Crawl a list of URLs using the HEAD method.

This function helps in analyzing a set of URLs by getting status codes, download latency, all response headers and a few other meta data about the crawled URLs.

Sine the full page is not downloaded, these requests are very light on servers and it is super-fast. You can modify the speed of course through various settings.

Typically status code checking is an on-going task that needs to be done and managed. Automated alerts can be easily created based on certain status codes. Another interesting piece of the information is the Content-Length response header. This gives you the size of the response body without having to download the whole page. It can also be very interesting with image URLs. Downloading all images can really be expensive and time consuming. Being able to get image sizes without having to download them can help a lot in making decisions about optimizing those images. Several other data can be interesting to analyze, depending on what response headers you get.

Parameters
  • url_list (url,list) -- One or more URLs to crawl.

  • output_file (str) -- The path to the output of the crawl. Jsonlines only is supported to allow for dynamic values.
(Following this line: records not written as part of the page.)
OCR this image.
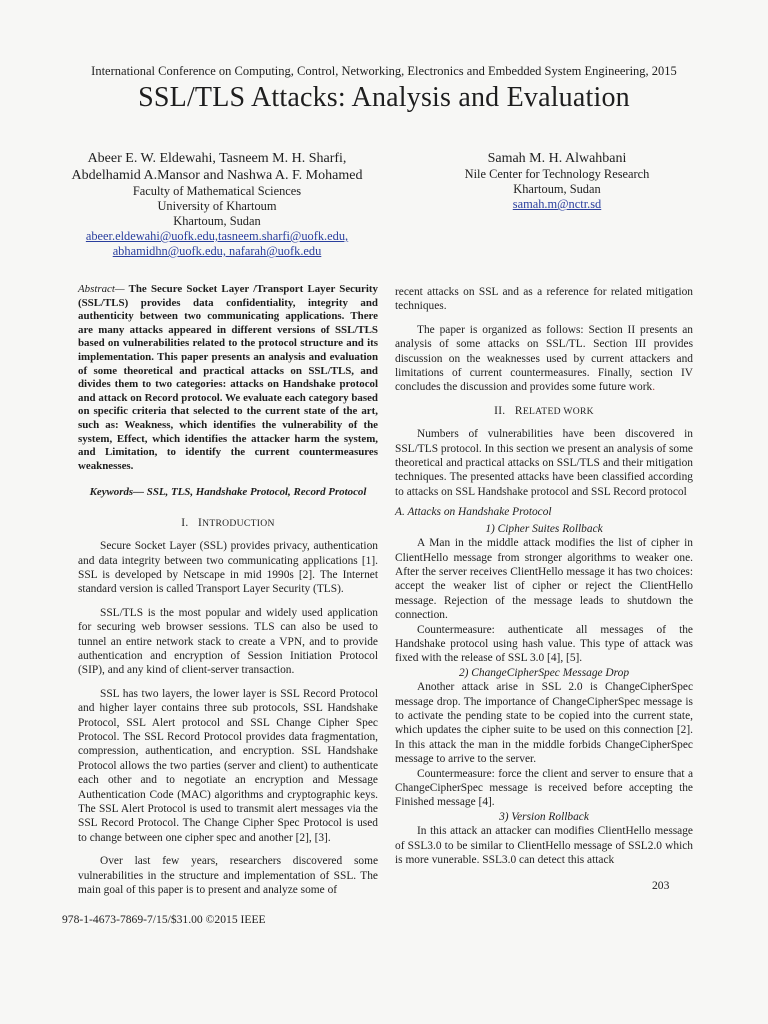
International Conference on Computing, Control, Networking, Electronics and Embedded System Engineering, 2015
SSL/TLS Attacks: Analysis and Evaluation
Abeer E. W. Eldewahi, Tasneem M. H. Sharfi,
Abdelhamid A.Mansor and Nashwa A. F. Mohamed
Faculty of Mathematical Sciences
University of Khartoum
Khartoum, Sudan
abeer.eldewahi@uofk.edu,tasneem.sharfi@uofk.edu,
abhamidhn@uofk.edu, nafarah@uofk.edu
Samah M. H. Alwahbani
Nile Center for Technology Research
Khartoum, Sudan
samah.m@nctr.sd

Abstract— The Secure Socket Layer /Transport Layer Security (SSL/TLS) provides data confidentiality, integrity and authenticity between two communicating applications. There are many attacks appeared in different versions of SSL/TLS based on vulnerabilities related to the protocol structure and its implementation. This paper presents an analysis and evaluation of some theoretical and practical attacks on SSL/TLS, and divides them to two categories: attacks on Handshake protocol and attack on Record protocol. We evaluate each category based on specific criteria that selected to the current state of the art, such as: Weakness, which identifies the vulnerability of the system, Effect, which identifies the attacker harm the system, and Limitation, to identify the current countermeasures weaknesses.

Keywords— SSL, TLS, Handshake Protocol, Record Protocol

I. INTRODUCTION

Secure Socket Layer (SSL) provides privacy, authentication and data integrity between two communicating applications [1]. SSL is developed by Netscape in mid 1990s [2]. The Internet standard version is called Transport Layer Security (TLS).

SSL/TLS is the most popular and widely used application for securing web browser sessions. TLS can also be used to tunnel an entire network stack to create a VPN, and to provide authentication and encryption of Session Initiation Protocol (SIP), and any kind of client-server transaction.

SSL has two layers, the lower layer is SSL Record Protocol and higher layer contains three sub protocols, SSL Handshake Protocol, SSL Alert protocol and SSL Change Cipher Spec Protocol. The SSL Record Protocol provides data fragmentation, compression, authentication, and encryption. SSL Handshake Protocol allows the two parties (server and client) to authenticate each other and to negotiate an encryption and Message Authentication Code (MAC) algorithms and cryptographic keys. The SSL Alert Protocol is used to transmit alert messages via the SSL Record Protocol. The Change Cipher Spec Protocol is used to change between one cipher spec and another [2], [3].

Over last few years, researchers discovered some vulnerabilities in the structure and implementation of SSL. The main goal of this paper is to present and analyze some of

recent attacks on SSL and as a reference for related mitigation techniques.

The paper is organized as follows: Section II presents an analysis of some attacks on SSL/TL. Section III provides discussion on the weaknesses used by current attackers and limitations of current countermeasures. Finally, section IV concludes the discussion and provides some future work.

II. RELATED WORK

Numbers of vulnerabilities have been discovered in SSL/TLS protocol. In this section we present an analysis of some theoretical and practical attacks on SSL/TLS and their mitigation techniques. The presented attacks have been classified according to attacks on SSL Handshake protocol and SSL Record protocol

A. Attacks on Handshake Protocol

1) Cipher Suites Rollback

A Man in the middle attack modifies the list of cipher in ClientHello message from stronger algorithms to weaker one. After the server receives ClientHello message it has two choices: accept the weaker list of cipher or reject the ClientHello message. Rejection of the message leads to shutdown the connection.

Countermeasure: authenticate all messages of the Handshake protocol using hash value. This type of attack was fixed with the release of SSL 3.0 [4], [5].

2) ChangeCipherSpec Message Drop

Another attack arise in SSL 2.0 is ChangeCipherSpec message drop. The importance of ChangeCipherSpec message is to activate the pending state to be copied into the current state, which updates the cipher suite to be used on this connection [2]. In this attack the man in the middle forbids ChangeCipherSpec message to arrive to the server.

Countermeasure: force the client and server to ensure that a ChangeCipherSpec message is received before accepting the Finished message [4].

3) Version Rollback

In this attack an attacker can modifies ClientHello message of SSL3.0 to be similar to ClientHello message of SSL2.0 which is more vunerable. SSL3.0 can detect this attack

978-1-4673-7869-7/15/$31.00 ©2015 IEEE
203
Make sure your file ends with ".jl", e.g. output_file.jl.

  • custom_settings (dict) -- A dictionary of optional custom settings that you might want to add to the spider's functionality. There are over 170 settings for all kinds of options. For details please refer to the spider settings documentation.

Examples

>>> import advertools as adv
>>> url_list = ['https://exmaple.com/A', 'https://exmaple.com/B',
...             'https://exmaple.com/C', 'https://exmaple.com/D',
...             'https://exmaple.com/E']
>>> adv.crawl_headers(url_list, 'output_file.jl')
>>> import pandas as pd
>>> crawl_df = pd.read_json('output_file.jl', lines=True)